In August, the Trump administration froze over $500 million in federal research funding over claims of antisemitism on the college's campus.
The lawsuit was filed on Tuesday by the American Association of University Professors, representing faculty, students and unions within the University of California system.
"We will not stand by as the Trump administration destroys one of the largest public university higher education systems in the country and bludgeons academic freedom at the University of California, the heart of the revered free speech movement," said AAUP President Todd Wolfson.
This coalition is requesting the court to stop the Trump administration from using financial threats to comply with demands. The lawsuit claims these actions harm faculty and students by violating the Constitution.

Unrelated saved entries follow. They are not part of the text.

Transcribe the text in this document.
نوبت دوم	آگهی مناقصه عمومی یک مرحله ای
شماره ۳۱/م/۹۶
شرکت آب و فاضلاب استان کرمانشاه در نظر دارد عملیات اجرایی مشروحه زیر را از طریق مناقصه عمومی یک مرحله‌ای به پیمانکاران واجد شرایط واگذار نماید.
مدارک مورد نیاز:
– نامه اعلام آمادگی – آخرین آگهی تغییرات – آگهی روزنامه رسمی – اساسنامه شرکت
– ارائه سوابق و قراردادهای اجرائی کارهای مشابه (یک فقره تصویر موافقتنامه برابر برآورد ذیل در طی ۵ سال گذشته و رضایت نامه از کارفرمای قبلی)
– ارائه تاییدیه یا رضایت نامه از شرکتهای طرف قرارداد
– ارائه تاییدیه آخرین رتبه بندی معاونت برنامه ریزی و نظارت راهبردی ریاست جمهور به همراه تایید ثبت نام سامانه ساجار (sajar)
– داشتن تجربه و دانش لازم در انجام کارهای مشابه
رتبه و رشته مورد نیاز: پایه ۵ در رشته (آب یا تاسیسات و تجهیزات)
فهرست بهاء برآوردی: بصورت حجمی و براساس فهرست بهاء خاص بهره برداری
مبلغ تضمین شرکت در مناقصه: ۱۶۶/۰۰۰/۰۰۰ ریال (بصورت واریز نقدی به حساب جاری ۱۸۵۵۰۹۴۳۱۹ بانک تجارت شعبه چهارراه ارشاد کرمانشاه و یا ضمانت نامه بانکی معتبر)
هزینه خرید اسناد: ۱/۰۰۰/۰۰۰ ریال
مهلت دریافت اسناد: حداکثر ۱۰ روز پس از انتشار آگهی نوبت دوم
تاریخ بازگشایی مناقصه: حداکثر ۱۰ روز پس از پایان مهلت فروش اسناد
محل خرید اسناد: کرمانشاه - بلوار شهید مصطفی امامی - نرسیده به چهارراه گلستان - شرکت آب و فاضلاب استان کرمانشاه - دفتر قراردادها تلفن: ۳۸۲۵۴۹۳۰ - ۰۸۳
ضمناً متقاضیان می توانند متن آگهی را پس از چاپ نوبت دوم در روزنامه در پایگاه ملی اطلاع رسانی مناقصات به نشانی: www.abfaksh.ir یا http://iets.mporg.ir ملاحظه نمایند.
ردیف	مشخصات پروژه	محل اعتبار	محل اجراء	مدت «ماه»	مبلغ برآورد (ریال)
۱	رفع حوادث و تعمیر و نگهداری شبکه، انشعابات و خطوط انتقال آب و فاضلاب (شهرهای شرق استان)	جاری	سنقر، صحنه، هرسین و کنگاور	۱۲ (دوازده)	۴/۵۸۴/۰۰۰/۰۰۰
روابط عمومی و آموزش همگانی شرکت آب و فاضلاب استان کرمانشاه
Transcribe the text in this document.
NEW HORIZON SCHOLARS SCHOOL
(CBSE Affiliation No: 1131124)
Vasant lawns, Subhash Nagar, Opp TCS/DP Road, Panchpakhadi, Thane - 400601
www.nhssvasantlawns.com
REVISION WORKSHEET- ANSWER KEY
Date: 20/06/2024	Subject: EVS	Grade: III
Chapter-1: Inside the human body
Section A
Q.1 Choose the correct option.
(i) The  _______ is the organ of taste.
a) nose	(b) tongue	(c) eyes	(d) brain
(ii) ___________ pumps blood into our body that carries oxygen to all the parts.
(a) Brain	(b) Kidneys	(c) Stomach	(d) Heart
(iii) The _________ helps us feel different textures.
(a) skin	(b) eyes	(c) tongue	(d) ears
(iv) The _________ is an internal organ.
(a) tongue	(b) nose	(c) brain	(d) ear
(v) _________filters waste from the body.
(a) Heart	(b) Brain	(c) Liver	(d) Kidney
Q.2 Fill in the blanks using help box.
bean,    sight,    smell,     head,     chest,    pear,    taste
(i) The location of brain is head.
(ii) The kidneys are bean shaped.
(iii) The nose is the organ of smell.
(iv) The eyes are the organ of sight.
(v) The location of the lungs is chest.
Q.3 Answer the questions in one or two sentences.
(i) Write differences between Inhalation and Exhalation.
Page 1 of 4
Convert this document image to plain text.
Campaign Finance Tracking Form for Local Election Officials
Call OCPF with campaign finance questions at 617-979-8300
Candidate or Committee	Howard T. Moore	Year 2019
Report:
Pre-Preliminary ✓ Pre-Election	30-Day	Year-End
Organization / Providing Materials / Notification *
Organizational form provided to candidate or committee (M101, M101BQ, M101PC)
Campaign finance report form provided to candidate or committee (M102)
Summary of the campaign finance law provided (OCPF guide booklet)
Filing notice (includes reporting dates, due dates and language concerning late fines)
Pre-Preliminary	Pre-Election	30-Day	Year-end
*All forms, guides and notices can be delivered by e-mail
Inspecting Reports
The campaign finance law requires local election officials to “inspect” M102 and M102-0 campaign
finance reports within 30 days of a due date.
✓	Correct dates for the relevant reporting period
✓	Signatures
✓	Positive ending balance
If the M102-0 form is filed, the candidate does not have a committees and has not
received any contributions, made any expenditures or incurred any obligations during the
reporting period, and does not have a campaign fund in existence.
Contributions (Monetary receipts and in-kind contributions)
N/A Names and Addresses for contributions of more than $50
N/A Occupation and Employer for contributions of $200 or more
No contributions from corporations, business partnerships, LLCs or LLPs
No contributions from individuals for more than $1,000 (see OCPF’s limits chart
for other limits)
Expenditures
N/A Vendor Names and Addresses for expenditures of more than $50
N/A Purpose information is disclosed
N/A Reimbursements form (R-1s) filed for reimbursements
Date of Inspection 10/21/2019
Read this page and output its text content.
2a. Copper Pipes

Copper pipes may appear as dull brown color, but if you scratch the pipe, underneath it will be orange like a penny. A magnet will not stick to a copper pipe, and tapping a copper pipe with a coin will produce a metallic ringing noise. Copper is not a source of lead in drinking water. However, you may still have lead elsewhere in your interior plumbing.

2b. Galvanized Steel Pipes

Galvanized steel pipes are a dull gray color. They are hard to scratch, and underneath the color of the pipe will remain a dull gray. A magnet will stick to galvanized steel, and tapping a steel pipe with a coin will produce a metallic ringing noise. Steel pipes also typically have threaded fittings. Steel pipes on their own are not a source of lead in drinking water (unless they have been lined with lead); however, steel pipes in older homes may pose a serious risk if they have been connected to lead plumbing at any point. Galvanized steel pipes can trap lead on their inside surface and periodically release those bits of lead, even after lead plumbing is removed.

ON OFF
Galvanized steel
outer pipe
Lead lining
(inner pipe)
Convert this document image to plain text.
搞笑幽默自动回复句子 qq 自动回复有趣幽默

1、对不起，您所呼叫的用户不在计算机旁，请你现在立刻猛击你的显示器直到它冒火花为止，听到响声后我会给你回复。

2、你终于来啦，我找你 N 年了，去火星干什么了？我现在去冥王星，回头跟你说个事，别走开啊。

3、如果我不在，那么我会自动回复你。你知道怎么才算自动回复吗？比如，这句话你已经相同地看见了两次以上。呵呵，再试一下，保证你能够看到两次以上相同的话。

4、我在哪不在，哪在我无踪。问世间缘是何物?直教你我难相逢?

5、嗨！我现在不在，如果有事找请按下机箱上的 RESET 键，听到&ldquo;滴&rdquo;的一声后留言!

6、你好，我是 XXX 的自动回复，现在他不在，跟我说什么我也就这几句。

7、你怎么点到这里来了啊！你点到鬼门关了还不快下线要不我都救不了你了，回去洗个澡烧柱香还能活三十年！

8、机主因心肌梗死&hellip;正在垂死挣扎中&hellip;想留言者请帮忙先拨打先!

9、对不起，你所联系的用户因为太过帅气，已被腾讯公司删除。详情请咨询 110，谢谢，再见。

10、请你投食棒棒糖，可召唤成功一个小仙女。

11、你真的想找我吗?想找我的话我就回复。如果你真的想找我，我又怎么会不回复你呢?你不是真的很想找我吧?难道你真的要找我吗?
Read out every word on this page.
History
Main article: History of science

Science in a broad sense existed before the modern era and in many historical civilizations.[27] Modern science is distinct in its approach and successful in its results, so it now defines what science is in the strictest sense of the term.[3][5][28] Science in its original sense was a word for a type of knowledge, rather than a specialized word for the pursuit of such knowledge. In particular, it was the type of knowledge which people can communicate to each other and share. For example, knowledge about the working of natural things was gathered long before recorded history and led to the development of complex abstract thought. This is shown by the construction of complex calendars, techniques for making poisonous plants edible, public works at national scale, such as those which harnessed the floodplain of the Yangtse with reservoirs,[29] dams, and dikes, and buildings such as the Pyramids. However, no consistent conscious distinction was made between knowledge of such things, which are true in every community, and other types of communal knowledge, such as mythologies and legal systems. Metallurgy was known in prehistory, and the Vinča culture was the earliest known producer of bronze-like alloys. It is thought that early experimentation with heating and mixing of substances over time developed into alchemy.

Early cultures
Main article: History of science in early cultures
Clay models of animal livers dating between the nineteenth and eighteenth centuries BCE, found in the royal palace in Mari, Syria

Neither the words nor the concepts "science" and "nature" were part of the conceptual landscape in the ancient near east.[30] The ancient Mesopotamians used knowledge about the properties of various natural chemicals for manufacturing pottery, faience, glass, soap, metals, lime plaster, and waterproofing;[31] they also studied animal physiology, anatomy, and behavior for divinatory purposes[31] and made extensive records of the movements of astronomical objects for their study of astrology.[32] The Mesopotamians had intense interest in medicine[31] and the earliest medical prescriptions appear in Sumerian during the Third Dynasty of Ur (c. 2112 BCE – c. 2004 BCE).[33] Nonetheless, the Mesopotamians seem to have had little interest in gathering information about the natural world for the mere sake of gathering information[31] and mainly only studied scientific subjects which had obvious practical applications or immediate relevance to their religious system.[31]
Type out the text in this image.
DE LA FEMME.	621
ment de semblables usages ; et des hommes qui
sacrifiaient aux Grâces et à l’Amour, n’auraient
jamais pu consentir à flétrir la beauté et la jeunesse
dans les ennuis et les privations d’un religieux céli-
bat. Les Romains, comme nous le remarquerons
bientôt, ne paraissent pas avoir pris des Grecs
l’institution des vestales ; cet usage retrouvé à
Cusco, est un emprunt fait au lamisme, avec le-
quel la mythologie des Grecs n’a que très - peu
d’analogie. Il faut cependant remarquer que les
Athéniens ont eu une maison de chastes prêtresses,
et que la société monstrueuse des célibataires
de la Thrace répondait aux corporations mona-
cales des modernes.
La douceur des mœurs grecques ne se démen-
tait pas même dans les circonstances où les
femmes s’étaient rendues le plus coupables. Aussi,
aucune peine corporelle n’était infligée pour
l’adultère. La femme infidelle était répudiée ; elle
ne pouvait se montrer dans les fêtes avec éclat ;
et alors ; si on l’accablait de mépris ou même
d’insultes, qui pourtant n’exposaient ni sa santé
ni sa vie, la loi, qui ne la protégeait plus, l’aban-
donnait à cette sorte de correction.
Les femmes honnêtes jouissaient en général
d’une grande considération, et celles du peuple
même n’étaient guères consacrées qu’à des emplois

The suit said plaintiffs are seeking to prevent Trump and federal agencies and their officers from continuing "to use the unlawful threat of federal funding cuts not authorized by law to illegally coerce the UC into suppressing free speech and academic freedom rights, implementing harmful federal policies on the Trump administration’s behalf, and otherwise violating the constitutional and state law rights of UC faculty, students, academic employees, and staff employees."
The lawsuit claims that “The President’s attempt to require that universities conform to his worldview is un-American and unconstitutional.”
When the Trump administration initially froze federal funding at UCLA, the U.S. Department of Justice Civil Rights Division claimed that the university violated the Equal Protection Clause of the 14th Amendment and Title VI of the Civil Rights Act of 1964.
After the funds were frozen, the administration sought $1 billion in settlement from UCLA.
As the federal administration is taking action against UCLA, it is also investigating all 10 UC campuses, UC President James Milliken noted.
“This represents one of the gravest threats to the University of California in our 157-year history,” Milliken said. “Losses of significant research and other federal funding would devastate UC and inflict real, long-term harm on our students, our faculty and staff, our patients, and all Californians. It would also end life-saving research from which all Americans benefit.”
This continues the trend of the Trump administration withholding federal funding from higher education institutions based on grounds of violating anti-discrimination laws.
In the case of Harvard University, a Boston federal judge blocked the Trump administration’s $2.2 billion funding freeze against Harvard over government claims of antisemitism.
Northwestern University's president resigned while the college faced a federal funding freeze by the Trump administration.